Di tutti i fumettisti dell’epoca, quanti possono dire di essere diventati così conosciuti come il baffone di New York? Pensate a Joe Shuster o Bill Finger, o allo stesso Steve Ditko.

Stan Lee ha inventato un modo di comunicare rivoluzionario, instaurando un rapporto diretto con i lettori mediante le sue celebri rubriche di posta. Il Metodo Marvel da lui inventato, per quanto non popolare tra i disegnatori e i vari collaboratori, ha permesso alla Casa delle Idee di decollare e di colmare oltre venti anni di ritardo di personaggi creati presso DC Comics.

 

 

Se ti trovavi per caso in una stanza con Stan Lee, c’era il concreto pericoloso di scomparire letteralmente, tanto era vasto il suo carisma.

Fin da subito Stan Lee è stato un “man of the people”, magari più per opportunità che per vocazione, ma chi può dirlo, specie ora?

Soprattutto Stan Lee scelse di essere non solo una mente creativa, ma volle essere anche un volto: riconosciuto, familiare per i suoi lettori.

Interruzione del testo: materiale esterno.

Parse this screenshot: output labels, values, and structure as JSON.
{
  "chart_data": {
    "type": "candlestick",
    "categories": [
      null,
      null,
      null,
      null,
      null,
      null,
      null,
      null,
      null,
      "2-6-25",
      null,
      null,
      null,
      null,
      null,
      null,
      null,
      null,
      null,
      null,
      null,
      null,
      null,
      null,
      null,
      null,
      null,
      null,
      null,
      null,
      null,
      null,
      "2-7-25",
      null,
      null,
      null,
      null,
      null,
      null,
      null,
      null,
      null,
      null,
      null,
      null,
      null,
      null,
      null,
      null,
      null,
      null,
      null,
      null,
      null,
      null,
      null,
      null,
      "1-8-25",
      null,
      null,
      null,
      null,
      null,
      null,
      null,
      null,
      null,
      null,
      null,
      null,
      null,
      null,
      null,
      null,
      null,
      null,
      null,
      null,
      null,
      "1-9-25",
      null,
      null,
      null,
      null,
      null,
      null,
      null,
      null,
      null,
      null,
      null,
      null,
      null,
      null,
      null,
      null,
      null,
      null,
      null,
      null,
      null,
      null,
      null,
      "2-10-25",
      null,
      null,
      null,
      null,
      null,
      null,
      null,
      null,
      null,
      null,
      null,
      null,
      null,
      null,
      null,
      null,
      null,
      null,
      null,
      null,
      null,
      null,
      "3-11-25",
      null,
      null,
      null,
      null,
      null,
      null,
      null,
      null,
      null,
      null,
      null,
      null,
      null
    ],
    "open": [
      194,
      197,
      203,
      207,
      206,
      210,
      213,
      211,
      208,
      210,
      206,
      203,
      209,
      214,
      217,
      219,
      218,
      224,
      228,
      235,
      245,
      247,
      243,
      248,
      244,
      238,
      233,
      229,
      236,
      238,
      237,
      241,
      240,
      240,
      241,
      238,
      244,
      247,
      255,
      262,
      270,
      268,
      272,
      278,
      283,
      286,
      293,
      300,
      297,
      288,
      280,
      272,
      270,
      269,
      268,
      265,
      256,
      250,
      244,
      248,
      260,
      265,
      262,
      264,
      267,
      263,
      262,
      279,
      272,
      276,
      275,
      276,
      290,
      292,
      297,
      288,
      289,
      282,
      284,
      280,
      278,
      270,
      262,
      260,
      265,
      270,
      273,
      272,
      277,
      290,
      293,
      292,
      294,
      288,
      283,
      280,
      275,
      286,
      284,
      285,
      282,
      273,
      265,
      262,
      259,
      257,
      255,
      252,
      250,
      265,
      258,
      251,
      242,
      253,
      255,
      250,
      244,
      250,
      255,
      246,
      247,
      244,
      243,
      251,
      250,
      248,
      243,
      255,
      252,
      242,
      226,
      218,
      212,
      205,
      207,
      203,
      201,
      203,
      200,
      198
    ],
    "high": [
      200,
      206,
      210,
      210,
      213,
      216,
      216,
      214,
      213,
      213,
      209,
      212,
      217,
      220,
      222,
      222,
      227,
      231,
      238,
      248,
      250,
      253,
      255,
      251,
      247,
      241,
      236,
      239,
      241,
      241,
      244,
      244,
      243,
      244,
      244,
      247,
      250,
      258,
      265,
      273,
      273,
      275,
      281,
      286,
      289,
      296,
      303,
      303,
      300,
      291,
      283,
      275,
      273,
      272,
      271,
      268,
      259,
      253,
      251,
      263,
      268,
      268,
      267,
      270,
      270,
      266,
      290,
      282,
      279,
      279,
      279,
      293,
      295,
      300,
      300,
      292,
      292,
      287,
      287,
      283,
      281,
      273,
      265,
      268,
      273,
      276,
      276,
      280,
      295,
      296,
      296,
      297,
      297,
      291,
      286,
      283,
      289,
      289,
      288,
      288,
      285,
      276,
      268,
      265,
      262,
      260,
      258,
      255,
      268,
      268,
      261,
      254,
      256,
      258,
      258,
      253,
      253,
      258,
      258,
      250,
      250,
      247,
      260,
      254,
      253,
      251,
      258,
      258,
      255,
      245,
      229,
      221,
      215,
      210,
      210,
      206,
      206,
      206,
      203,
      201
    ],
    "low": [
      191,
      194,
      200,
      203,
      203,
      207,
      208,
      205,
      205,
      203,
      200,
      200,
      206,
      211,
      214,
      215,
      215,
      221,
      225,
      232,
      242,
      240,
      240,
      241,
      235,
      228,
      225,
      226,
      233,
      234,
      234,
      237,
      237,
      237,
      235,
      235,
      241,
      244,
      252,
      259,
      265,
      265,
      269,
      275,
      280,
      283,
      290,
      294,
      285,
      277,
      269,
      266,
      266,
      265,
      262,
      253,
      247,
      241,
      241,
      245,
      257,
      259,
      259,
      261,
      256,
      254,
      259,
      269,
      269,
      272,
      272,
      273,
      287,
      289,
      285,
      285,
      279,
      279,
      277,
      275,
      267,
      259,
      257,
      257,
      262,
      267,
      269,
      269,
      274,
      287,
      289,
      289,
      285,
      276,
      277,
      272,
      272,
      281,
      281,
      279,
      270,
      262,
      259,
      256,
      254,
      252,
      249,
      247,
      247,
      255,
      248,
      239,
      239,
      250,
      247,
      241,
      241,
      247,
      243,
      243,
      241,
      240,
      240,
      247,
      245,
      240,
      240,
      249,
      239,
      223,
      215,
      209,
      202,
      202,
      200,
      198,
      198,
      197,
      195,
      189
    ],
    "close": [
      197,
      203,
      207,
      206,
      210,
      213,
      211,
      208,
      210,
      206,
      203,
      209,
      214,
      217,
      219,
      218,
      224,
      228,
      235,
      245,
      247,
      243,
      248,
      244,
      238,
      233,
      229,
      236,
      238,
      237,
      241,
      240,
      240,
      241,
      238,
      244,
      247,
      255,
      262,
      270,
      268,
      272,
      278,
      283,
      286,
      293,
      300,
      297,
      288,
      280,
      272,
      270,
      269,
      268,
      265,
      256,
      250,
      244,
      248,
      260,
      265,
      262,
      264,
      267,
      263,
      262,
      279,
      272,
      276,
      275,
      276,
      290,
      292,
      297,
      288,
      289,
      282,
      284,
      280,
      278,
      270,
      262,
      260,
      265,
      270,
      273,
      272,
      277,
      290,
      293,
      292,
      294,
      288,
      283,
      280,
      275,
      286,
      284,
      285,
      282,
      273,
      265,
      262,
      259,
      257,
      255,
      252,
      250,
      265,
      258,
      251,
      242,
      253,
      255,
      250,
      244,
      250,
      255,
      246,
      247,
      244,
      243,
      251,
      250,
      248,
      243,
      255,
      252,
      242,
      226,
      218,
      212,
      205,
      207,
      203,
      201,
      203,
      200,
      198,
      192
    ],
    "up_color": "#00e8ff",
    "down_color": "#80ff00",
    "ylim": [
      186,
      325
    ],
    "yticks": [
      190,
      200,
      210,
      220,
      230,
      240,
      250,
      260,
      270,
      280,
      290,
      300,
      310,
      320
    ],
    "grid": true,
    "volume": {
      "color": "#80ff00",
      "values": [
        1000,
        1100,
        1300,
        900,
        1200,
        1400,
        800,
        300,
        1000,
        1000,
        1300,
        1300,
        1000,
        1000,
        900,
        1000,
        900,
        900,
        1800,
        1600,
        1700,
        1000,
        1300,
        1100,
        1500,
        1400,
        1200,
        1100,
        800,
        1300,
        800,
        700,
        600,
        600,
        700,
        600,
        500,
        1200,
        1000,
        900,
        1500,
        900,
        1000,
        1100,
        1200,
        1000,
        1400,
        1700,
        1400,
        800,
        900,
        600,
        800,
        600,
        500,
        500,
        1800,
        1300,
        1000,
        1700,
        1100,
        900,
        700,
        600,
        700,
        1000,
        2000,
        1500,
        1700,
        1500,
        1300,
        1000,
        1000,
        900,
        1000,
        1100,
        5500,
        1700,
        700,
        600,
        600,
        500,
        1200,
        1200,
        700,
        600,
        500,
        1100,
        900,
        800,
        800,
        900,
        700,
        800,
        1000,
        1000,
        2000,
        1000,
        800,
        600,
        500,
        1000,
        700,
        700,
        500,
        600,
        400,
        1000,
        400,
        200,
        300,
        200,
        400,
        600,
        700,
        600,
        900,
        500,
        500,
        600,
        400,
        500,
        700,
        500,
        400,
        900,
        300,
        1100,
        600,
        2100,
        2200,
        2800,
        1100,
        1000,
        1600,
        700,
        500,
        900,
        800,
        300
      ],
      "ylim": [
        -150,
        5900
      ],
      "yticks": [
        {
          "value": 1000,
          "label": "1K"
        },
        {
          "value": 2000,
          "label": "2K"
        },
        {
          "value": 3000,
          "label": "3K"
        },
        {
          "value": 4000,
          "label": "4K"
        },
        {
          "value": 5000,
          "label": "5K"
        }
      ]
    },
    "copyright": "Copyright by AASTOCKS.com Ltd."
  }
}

Non a caso negli anni 70 si mise in prima persona a contrastare il Comics Code Authority. E non a caso, pur alla sua veneranda età, ha collezionato quasi 40 cameo in altrettanti film.

 

 

Alla faccia del marketing a lungo termine. Questo lo ha reso immortale, tanto quanto i suoi personaggi.

Tutti noi ricorderemo per sempre il sorriso di The Man e i suoi baffoni, associandolo in eterno al concetto di supereroi, anche se non fu certamente il primo ad avere certe brillanti trovate creative. I problemi dei supereroi esistevano già in DC Comics con la Doom Patrol o Solomon Grundy, ma fu Stan Lee con i suoi personaggi a rendere il concetto popolare e a farlo diventare un marchio di fabbrica, ammirato e redditizio.

 

 

Oggi siamo tristi per la perdita di un uomo eccezionale, ma il suo lascito è molto importante e dovremmo tutti ricordarlo con il sorriso: il talento, da solo, non basta, serve l’abnegazione, serve l’impegno costante. Serve anche sapersi promuovere.

Oggi siamo tristi per la perdita di un uomo eccezionale, ma il suo lascito è molto importante e dovremmo tutti ricordarlo con il sorriso: il talento, da solo, non basta, serve l’abnegazione, serve l’impegno costante. Serve anche sapersi promuovere.

E in questo lui è stato un maestro.

Non mi stupirei di venire a conoscenza di corsi di studio universitari ispirati proprio all’operato di Stan Lee.

E se questo servisse a creare nuovi grandi creativi e comunicatori nel mondo, non solo nella nona arte, sarebbe in assoluto una grande benedizione per tutti.

Addio Stan, prima o poi ci rivedremo.

Ora probabilmente starai discutendo col Padreterno per convincerlo a pubblicare una qualche storia con dei cherubini con superpoteri che indossano costumi appariscenti…sfoderandogli il tuo solito sorriso, qualche “nuff said” o “excelsior” o “face front” di troppo. E la cosa che fa più sorridere è che se esiste davvero un aldilà, la probabilità che ciò stia accadendo veramente è davvero alta.